Variety of Chinese rice wine

Qinghong (青红酒 (qīnghóng jiǔ), literally "blue/green-red alcohol") is a variety of huangjiu originally from Minhou County, Fuzhou, Fujian, China. Qinghong is produced from glutinous rice inoculated with a starter made of red yeast rice (紅麴米 (hóngqūmǐ/hóngqúmǐ)).

== History ==
Records trace qinghong back to the year 202 BC. A commoner woman presented King Wuzhu of Minyue with her homemade rice wine. Its positive reception at the royal court led to its status as the royal wine for important occasions such as sacrifices and weddings in Minyue.

Red yeast rice was brought to Fujian by migrants fleeing the Central Plains of China after the Disaster of Yongjia in the 4th century AD. The specific qinghong of Minhou originated in the Tang Dynasty and became popular after the Song Dynasty.

In 2018, Minhou qinghong was registered as a China Time-honored Brand, and the production technique was selected as one of the fifth batch of representative intangible cultural heritage projects in Fuzhou.

In the 2020s, qinghong began to be produced by members of the Fuzhounese diaspora in New York City.

== Optical properties ==
A defining physical trait of qinghong is its optical fluorescence. While the wine appears as a deep, clear amber or red under standard ambient light, on looking closely at the meniscus or on passing a more concentrated light beam it reveals a distinct cyan or greenish-blue luminescence at the edges.

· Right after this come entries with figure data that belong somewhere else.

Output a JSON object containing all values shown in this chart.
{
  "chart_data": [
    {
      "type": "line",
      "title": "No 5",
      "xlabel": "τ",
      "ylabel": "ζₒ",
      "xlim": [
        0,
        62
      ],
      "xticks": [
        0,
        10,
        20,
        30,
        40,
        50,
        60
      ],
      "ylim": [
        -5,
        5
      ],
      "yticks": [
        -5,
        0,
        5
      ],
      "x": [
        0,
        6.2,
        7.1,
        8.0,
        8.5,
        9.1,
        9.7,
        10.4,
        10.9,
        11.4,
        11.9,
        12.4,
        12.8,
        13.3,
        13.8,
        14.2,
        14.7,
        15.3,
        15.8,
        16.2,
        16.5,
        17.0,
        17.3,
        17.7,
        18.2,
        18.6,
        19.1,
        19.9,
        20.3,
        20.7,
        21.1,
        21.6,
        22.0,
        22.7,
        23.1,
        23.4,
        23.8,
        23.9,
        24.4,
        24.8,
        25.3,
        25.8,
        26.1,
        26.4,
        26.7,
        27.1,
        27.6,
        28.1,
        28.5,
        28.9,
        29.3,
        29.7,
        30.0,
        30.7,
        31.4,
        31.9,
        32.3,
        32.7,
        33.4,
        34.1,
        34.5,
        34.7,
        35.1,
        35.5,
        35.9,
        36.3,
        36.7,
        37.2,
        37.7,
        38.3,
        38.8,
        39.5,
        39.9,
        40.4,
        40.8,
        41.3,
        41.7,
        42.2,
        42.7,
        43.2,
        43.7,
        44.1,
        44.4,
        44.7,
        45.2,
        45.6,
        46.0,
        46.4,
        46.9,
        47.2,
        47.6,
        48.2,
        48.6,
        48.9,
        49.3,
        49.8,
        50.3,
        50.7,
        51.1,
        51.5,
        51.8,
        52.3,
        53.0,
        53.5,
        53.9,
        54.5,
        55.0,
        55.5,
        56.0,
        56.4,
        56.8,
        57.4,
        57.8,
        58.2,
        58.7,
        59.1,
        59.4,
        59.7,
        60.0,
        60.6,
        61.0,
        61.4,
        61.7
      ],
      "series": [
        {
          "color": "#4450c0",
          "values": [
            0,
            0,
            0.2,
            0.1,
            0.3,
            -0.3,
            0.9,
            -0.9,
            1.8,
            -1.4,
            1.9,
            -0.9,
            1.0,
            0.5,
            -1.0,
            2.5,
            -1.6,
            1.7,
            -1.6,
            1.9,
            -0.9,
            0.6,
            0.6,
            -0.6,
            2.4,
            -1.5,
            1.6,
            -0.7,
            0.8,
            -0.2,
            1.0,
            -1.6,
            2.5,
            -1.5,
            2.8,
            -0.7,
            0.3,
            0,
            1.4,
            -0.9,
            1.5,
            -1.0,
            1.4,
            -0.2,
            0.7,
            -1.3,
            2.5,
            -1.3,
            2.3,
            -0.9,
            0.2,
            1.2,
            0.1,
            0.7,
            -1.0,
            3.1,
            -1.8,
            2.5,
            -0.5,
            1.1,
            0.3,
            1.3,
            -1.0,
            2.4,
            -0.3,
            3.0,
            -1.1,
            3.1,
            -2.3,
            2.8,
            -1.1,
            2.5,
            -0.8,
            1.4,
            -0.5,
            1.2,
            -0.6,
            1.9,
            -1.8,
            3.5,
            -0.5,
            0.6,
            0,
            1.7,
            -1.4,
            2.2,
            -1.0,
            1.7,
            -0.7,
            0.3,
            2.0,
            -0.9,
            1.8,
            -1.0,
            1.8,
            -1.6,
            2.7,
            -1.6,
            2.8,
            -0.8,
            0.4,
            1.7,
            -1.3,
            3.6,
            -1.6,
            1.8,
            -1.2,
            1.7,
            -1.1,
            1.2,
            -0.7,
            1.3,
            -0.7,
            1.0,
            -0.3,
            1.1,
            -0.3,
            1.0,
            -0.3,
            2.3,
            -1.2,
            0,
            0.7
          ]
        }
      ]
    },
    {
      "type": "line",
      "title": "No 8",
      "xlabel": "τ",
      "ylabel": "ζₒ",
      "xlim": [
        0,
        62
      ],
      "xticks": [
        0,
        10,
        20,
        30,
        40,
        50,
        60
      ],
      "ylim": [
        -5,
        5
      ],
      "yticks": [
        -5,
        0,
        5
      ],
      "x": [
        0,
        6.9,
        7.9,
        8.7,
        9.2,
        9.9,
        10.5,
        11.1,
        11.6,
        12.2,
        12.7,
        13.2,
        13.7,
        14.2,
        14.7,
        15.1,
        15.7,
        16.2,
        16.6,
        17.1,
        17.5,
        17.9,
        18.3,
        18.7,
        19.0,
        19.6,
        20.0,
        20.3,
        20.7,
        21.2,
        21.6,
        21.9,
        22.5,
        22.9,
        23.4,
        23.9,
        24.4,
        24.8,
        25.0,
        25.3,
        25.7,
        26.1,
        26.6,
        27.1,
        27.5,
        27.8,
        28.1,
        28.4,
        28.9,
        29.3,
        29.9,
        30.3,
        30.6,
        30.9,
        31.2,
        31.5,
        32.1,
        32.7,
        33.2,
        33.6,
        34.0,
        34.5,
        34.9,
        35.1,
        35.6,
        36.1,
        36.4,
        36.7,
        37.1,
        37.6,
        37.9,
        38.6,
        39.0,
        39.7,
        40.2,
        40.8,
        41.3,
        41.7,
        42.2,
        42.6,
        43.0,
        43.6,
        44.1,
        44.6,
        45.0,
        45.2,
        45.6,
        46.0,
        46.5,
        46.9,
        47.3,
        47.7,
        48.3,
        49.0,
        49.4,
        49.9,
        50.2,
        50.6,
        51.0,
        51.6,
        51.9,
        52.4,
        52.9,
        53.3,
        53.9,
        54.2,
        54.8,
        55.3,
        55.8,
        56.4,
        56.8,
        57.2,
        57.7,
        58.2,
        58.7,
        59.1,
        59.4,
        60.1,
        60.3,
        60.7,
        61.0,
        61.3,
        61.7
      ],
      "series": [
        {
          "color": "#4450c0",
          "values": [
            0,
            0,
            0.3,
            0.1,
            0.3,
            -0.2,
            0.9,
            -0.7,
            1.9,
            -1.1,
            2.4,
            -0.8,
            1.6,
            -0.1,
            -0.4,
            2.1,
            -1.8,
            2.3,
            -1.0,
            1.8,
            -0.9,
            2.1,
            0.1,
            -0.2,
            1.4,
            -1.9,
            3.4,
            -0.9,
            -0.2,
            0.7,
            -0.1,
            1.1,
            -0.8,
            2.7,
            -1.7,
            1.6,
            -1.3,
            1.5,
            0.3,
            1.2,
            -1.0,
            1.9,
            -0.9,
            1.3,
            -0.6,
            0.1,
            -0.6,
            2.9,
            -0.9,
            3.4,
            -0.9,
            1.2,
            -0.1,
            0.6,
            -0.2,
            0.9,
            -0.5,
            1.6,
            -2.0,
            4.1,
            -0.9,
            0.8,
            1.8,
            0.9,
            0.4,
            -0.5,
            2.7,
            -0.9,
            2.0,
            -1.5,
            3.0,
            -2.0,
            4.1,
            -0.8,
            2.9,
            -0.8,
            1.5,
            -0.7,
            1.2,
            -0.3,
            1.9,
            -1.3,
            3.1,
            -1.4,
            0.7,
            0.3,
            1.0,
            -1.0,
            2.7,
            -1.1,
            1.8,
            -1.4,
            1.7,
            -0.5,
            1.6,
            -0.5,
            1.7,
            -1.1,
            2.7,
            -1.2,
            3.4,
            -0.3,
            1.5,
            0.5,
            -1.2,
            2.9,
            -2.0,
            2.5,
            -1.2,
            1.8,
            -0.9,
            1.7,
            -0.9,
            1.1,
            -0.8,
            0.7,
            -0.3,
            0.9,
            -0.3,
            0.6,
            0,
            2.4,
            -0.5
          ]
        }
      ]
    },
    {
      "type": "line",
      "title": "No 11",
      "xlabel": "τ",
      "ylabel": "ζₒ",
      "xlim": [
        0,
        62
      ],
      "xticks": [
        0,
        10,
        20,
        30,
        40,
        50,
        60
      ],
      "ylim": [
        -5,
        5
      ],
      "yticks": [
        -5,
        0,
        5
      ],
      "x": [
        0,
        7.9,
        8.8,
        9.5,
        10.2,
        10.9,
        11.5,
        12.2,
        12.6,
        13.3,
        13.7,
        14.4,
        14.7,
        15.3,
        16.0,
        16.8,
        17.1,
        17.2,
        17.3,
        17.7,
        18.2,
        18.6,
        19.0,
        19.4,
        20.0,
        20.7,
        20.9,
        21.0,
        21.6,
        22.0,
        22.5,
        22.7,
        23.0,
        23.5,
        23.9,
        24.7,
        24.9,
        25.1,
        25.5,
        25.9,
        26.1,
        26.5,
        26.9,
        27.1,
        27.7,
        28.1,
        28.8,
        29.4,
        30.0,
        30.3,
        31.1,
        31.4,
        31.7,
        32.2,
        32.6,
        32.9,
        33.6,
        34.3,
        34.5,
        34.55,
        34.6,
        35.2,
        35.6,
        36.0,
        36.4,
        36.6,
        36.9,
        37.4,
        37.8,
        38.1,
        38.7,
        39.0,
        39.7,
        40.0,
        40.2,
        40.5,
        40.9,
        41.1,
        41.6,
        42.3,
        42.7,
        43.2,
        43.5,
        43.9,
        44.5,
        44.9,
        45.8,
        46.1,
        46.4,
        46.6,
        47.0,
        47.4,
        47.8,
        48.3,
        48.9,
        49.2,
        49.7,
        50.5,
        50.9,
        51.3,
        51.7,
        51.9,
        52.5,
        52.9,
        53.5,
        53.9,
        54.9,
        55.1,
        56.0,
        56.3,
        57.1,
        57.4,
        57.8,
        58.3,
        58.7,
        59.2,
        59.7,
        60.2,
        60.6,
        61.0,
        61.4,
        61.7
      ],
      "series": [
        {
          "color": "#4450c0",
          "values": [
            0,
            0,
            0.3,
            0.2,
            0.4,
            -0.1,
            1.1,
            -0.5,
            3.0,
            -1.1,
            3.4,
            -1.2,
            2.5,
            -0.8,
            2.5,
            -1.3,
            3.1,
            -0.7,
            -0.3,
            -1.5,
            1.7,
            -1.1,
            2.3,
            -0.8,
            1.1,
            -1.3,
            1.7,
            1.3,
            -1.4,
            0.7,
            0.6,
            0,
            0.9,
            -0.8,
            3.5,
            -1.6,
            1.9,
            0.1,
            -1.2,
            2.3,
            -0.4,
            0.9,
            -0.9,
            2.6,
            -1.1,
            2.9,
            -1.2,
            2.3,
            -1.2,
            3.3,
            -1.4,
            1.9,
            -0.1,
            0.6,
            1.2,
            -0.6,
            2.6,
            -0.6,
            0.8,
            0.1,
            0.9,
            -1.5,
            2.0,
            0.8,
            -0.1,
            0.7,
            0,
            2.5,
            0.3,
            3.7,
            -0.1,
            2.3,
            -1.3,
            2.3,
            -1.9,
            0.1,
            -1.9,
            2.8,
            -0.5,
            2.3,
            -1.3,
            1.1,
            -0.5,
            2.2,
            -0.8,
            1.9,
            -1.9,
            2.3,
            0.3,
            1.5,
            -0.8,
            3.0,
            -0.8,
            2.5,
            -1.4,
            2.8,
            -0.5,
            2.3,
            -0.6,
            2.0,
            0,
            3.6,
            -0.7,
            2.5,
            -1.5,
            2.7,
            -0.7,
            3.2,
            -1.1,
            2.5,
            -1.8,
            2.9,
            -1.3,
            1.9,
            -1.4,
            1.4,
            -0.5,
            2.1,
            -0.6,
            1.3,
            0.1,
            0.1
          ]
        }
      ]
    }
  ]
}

This visual phenomenon stems from the secondary metabolites produced during fermentation process. Complex azaphilone pigments (such as monascin and ankaflavin) as well as other polyphenols and even riboflavin (vitamin B2) are among those present. When these absorb photons and undergo electronic excitation, they subsequently emit a faint cool-toned fluorescence.

Traditionally, the presence of this blue-green is utilized as a baseline metric for quality control, signifying long-term maturation.